(3) The Exchange may exercise investigative and enforcement powers for the purposes of enforcing the Exchange's listing rules, including the powers to:
(c) take enforcement action against a Relevant Person including the following;
(i) issuing a private warning to a Relevant Person;
(ii) issuing a public reprimand to a Relevant Person;
(iii) offering a composition sum to an issuer;
(iv) requiring an issuer to appoint special auditors, compliance advisers, legal advisers or other independent professionals for specified purposes;
(v) requiring an issuer to implement an effective education or compliance programme;
(vi) requiring an issuer to appoint independent advisers to minority shareholders;
(vii) requiring an issuer's directors or executive officers to undertake a mandatory education or training programme;
(viii) requiring an issuer to undertake an independent review of internal controls and processes;
(ix) requiring a Relevant Person to perform other remedial action to rectify the consequences of contraventions;
(x) denying an issuer of facilities of the market, prohibiting an issuer from accessing the facilities of the market for a specified period or until fulfilment of specified conditions;
(xi) requiring an issuer to comply with conditions on the activities undertaken by the issuer;
(xii) halting or suspending trading of listed securities of an issuer;
(xiii) removing an issuer from the Official List;
(xiv) suspending or restricting the activities of an issue manager if the integrity of the market may be adversely affected or if the Exchange thinks it necessary in the interests of the public or for the protection of investors.

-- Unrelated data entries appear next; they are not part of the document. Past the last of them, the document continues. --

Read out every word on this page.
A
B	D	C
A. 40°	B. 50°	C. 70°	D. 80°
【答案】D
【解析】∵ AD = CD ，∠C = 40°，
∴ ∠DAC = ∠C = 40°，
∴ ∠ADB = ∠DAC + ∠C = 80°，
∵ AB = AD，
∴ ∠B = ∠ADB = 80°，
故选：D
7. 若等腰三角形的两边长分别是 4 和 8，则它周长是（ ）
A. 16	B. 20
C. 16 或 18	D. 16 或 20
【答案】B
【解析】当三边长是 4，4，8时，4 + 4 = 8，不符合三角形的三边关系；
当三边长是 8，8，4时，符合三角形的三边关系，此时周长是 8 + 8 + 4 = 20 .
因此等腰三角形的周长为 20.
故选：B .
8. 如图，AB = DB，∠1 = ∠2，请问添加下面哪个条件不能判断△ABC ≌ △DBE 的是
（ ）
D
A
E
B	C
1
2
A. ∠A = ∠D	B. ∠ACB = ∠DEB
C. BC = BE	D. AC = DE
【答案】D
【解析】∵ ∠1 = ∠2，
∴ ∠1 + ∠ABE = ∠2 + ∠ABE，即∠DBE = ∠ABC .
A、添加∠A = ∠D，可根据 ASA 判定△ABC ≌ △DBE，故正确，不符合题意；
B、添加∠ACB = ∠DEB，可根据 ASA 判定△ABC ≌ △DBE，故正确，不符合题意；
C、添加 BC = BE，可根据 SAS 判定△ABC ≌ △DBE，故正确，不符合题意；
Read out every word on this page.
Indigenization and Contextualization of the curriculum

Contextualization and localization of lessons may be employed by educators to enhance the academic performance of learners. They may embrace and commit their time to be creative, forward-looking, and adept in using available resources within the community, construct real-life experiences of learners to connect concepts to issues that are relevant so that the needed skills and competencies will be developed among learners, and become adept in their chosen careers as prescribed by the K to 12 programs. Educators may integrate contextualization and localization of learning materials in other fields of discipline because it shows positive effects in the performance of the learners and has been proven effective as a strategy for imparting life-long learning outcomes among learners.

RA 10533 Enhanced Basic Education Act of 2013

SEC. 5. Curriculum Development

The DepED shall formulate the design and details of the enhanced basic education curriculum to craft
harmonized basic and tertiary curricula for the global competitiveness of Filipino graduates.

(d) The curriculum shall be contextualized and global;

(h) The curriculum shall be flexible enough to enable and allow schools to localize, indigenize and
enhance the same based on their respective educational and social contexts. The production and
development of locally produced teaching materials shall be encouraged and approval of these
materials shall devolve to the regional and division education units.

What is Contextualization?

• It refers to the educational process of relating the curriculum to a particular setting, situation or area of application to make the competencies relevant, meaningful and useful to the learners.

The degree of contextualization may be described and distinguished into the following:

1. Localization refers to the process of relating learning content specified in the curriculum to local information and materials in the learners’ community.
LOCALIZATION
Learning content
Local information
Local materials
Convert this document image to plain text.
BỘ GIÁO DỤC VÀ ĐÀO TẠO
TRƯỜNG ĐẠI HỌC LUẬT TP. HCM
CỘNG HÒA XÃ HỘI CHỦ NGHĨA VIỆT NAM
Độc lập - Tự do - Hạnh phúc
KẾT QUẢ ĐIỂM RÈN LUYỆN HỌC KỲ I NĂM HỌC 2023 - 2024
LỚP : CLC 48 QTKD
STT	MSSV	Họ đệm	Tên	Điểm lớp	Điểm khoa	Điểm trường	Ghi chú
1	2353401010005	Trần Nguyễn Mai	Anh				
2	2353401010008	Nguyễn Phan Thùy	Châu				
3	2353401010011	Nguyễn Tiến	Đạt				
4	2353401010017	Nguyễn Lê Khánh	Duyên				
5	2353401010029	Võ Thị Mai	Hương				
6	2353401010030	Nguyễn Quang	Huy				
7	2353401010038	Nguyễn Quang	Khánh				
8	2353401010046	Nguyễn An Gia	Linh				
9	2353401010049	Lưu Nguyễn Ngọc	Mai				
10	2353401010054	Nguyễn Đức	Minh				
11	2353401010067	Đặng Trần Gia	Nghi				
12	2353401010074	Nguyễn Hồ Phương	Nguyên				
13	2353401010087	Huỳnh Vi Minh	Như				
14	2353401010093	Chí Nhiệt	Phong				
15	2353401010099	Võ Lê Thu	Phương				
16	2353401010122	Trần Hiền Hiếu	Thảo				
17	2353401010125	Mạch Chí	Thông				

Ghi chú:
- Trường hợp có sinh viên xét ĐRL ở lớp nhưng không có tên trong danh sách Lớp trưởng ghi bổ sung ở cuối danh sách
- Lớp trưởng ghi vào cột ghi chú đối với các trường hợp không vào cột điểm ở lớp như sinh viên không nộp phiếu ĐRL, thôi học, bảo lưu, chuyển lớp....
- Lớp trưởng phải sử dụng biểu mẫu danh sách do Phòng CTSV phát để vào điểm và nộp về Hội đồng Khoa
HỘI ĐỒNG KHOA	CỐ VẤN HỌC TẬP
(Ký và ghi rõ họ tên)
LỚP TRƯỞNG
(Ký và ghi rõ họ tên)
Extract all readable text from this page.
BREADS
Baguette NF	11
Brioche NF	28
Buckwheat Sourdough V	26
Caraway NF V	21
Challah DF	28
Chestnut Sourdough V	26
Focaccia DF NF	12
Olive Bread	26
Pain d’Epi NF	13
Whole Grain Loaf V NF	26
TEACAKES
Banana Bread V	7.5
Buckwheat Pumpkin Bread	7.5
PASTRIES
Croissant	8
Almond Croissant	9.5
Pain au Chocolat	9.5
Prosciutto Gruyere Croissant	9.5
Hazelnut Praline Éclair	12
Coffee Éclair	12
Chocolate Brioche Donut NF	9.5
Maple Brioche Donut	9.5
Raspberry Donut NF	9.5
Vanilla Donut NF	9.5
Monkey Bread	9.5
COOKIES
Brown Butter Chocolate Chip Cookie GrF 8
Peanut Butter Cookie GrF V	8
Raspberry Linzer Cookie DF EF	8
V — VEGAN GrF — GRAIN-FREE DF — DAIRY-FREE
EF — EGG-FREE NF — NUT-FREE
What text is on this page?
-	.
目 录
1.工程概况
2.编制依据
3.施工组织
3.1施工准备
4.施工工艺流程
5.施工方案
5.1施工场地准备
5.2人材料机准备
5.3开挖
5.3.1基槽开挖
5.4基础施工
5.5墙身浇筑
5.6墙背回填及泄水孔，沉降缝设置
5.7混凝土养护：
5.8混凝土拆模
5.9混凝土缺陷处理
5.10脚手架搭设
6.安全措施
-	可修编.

The Exchange will refer the matter to the Disciplinary Committee within 14 days from the date of suspension or restriction, whereupon the Disciplinary Committee will determine if the suspension or restriction should be lifted or should be continued for a specified period not exceeding 3 years;
(xv) imposing conditions on the accreditation of an issue manager;
(xvi) requiring an issuer to obtain the prior approval of the Exchange, for a period not exceeding 3 years, for the appointment or reappointment of a director or an executive officer;
(xvii) prohibiting any issuer for a period not exceeding 3 years from appointing or reappointing the director or executive officer, as a director or executive officer, or both;
(xviii) requiring the resignation of the director or executive officer from an existing position with any issuer listed on the Exchange;
(xix) objecting to the appointments or reappointments of individual directors or executive officers in any issuer for a period not exceeding 3 years; and
(xx) imposing any other requirements on a Relevant Person which the Exchange considers appropriate.